Wed May 11 22:40:12 GMT 2016




*Call for papers: Complex Evolution - Media and communication in
contemporary Asia* (http://ojs.statsbiblioteket.dk/index.php/mediekultur/announcement/view/409?acceptCookies=1)

MedieKultur vol. 33, no. 62

Guest editors:

Jun Liu, Assistant Professor, Department of Media, Cognition and
Communication, University of Copenhagen ((liujun /at/ hum.ku.dk))

Emilie Tinne Lehmann-Jacobsen, PhD fellow, Department of Media,
Cognition and Communication, University of Copenhagen ((lkq332 /at/ hum.ku.dk))

Deadline for Submissions: September 1st, 2016

Publication of the Special Issue: Spring 2017


Asia has some of the largest, most dynamic, diversified, and complicated
media industries in the world. Entering the 21st century, the rapid
economic and political developments of Asia have further energized the
growth of media locally and globally. But it is not just legacy media
that has seen drastic transformation over the course of the last decade.
The rapid spread of information and communication technologies in the
region has within very few years opened up a new media environment
causing changes for the entire industry with new tools for media
professionals, shifts in consumption patterns, and unfamiliar
competition from different digital media. Media and communication in
Asia have thereby continuously attracted the attention of not only
academia, but also governments, corporations, media, and the general public.

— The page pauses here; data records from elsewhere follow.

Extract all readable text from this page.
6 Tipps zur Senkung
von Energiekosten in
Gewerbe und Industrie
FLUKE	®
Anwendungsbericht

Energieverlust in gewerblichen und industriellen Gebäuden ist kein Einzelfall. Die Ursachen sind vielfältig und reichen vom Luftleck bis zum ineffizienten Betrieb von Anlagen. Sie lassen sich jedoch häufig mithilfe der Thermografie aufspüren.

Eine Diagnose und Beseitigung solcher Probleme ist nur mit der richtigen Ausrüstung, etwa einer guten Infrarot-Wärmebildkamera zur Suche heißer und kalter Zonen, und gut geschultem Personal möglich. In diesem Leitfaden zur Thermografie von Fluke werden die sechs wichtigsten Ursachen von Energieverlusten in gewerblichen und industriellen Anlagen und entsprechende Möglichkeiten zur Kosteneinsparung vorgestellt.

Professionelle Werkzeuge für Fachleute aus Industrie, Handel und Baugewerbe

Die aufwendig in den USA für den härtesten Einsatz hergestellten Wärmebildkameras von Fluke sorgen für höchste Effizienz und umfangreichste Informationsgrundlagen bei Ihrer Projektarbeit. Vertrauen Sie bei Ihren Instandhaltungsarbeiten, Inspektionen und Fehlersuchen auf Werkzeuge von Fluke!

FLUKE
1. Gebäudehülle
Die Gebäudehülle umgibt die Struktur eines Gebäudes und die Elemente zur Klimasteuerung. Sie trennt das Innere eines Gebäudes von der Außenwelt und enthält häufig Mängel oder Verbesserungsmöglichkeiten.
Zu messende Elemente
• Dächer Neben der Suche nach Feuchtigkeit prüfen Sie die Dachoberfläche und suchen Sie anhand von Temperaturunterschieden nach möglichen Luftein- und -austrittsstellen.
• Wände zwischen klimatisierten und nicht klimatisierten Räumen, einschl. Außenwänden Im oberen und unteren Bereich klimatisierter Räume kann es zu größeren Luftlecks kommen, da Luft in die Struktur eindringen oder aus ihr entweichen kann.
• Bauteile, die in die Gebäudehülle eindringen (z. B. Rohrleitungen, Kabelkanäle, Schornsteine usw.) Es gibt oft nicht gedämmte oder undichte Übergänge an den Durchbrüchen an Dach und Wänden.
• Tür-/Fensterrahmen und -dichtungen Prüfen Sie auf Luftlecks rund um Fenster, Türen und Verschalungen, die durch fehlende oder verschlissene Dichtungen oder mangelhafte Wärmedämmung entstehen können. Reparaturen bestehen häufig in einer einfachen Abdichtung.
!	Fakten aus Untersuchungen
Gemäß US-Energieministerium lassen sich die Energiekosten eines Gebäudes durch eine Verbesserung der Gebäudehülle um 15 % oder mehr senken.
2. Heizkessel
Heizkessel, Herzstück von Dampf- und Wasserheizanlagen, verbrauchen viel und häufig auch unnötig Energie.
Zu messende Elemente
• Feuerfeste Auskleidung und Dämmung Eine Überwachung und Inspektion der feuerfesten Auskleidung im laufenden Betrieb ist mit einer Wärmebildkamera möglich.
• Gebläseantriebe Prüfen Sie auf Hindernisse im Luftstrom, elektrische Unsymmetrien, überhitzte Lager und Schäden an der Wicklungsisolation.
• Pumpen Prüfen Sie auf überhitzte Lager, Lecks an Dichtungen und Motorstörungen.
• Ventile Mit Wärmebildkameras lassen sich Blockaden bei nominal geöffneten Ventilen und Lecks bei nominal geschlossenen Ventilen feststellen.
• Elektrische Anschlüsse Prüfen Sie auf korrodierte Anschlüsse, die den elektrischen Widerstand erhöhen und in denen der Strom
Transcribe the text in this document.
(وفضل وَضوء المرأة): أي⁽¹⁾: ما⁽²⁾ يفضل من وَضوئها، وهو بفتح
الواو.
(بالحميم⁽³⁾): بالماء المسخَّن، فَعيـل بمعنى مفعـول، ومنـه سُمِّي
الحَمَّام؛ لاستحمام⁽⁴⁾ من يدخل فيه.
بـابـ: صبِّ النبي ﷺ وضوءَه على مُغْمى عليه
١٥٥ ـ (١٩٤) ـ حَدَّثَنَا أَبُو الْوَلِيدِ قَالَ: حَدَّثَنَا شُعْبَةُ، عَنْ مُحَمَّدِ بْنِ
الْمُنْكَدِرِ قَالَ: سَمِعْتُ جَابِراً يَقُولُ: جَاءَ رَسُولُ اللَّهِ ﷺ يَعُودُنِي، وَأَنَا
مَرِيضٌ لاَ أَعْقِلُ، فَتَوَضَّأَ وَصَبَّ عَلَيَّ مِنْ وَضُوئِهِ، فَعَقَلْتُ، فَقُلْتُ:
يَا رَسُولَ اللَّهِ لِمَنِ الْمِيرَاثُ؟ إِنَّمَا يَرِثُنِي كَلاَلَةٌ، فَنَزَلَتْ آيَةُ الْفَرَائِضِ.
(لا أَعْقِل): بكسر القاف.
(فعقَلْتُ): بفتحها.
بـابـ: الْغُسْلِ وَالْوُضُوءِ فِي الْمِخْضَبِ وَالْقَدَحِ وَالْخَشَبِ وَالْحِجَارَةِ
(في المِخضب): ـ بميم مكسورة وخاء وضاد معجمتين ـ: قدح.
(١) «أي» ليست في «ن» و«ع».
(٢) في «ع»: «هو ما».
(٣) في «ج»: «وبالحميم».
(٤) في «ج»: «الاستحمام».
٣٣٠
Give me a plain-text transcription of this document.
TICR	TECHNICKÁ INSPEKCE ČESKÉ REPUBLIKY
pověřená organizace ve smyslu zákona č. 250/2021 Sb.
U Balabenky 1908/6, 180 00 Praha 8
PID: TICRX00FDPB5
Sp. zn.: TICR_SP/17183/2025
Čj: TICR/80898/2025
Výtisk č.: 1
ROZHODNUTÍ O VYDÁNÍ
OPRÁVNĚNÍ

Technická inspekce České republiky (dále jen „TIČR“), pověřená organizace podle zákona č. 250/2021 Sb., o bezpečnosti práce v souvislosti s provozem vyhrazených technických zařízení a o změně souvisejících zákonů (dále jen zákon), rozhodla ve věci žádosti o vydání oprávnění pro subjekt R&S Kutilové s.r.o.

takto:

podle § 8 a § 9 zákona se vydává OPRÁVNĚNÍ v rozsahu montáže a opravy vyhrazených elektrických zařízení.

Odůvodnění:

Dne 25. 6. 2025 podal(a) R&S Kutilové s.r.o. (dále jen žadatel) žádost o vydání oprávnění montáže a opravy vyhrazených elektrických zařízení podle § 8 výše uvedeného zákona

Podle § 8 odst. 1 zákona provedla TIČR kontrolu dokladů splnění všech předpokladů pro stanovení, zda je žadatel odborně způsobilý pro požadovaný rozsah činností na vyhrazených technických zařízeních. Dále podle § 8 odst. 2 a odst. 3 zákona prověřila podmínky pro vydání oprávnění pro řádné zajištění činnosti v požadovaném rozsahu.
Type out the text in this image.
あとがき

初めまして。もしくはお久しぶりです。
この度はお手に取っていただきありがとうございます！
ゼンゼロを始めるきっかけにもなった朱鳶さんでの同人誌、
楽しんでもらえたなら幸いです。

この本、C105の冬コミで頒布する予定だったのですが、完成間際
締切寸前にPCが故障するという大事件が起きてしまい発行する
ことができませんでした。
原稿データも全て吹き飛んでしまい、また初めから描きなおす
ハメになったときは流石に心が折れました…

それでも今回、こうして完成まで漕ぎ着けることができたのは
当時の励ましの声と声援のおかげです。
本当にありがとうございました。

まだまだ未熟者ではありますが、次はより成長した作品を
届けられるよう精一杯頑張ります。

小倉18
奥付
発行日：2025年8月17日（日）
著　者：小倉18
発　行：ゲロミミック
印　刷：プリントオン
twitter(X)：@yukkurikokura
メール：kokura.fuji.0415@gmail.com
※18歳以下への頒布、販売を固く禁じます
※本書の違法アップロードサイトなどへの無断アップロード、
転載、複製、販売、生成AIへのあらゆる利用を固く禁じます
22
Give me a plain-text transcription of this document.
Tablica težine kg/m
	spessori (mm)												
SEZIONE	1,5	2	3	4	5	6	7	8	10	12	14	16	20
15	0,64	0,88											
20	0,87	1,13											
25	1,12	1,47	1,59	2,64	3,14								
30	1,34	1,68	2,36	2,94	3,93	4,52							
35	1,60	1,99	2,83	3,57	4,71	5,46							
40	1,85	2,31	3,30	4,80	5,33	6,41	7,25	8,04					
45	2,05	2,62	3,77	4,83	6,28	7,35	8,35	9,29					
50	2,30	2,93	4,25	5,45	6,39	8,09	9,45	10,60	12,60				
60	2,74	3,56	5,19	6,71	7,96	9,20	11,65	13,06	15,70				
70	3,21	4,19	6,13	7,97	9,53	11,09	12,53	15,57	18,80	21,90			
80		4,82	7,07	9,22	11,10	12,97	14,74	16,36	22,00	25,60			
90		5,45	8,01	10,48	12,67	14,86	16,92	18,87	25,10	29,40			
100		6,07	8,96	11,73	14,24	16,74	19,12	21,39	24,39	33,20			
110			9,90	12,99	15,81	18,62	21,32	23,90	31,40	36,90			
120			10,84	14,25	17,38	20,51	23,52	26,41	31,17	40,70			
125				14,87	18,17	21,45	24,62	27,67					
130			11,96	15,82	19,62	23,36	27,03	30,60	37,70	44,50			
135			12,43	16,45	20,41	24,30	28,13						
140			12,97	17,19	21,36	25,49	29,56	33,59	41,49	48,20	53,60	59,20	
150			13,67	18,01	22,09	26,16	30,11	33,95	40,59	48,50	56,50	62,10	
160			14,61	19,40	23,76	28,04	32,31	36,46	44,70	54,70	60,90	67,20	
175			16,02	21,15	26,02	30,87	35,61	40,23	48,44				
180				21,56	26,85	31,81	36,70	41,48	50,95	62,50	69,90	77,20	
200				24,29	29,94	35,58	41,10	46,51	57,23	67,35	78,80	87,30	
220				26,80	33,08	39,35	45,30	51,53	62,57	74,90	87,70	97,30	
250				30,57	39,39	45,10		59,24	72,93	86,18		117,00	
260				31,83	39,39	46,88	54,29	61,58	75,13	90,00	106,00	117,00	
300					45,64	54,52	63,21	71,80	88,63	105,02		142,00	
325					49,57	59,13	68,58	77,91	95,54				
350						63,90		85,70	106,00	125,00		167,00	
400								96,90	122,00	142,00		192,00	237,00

This special issue of /MedieKultur/ asks what are the latest statuses of
media in Asian countries? For instance, will greater access to
information for journalists, including independent journalists, the
professionalization of media, and the emergence of civil society change
the media ecology in the region’s transitional societies such as Vietnam
and Myanmar? Will the proliferation of new information and communication
technologies advance the process of democratization in authoritarian
regimes such as China?

The special issue invites submissions regarding the theme broadly
conceived, the complex evolution – including continuities, challenges,
and changes – in media and communication systems in Asian countries.
Potential papers, with quantitative, qualitative, or mixed methods
approaches, may focus on topics such as:

- the ways in which evolving forms and practices of news media
industries and practice lead to institutional change;

- the role of information and communication technologies (ICTs) in
regime change;

- the impact of digital media on media consumption and practices;

- the control and enforcement mechanisms by governments, media
institutions and the like as well as the struggles against them;

- comparative studies of media systems;

- comparative studies of Easterns and Western media cultures

Theoretically, this special issue contributes to the scholarship on
political control on media and communication as well as journalistic
practices and news production in non-Western and non-democratic settings.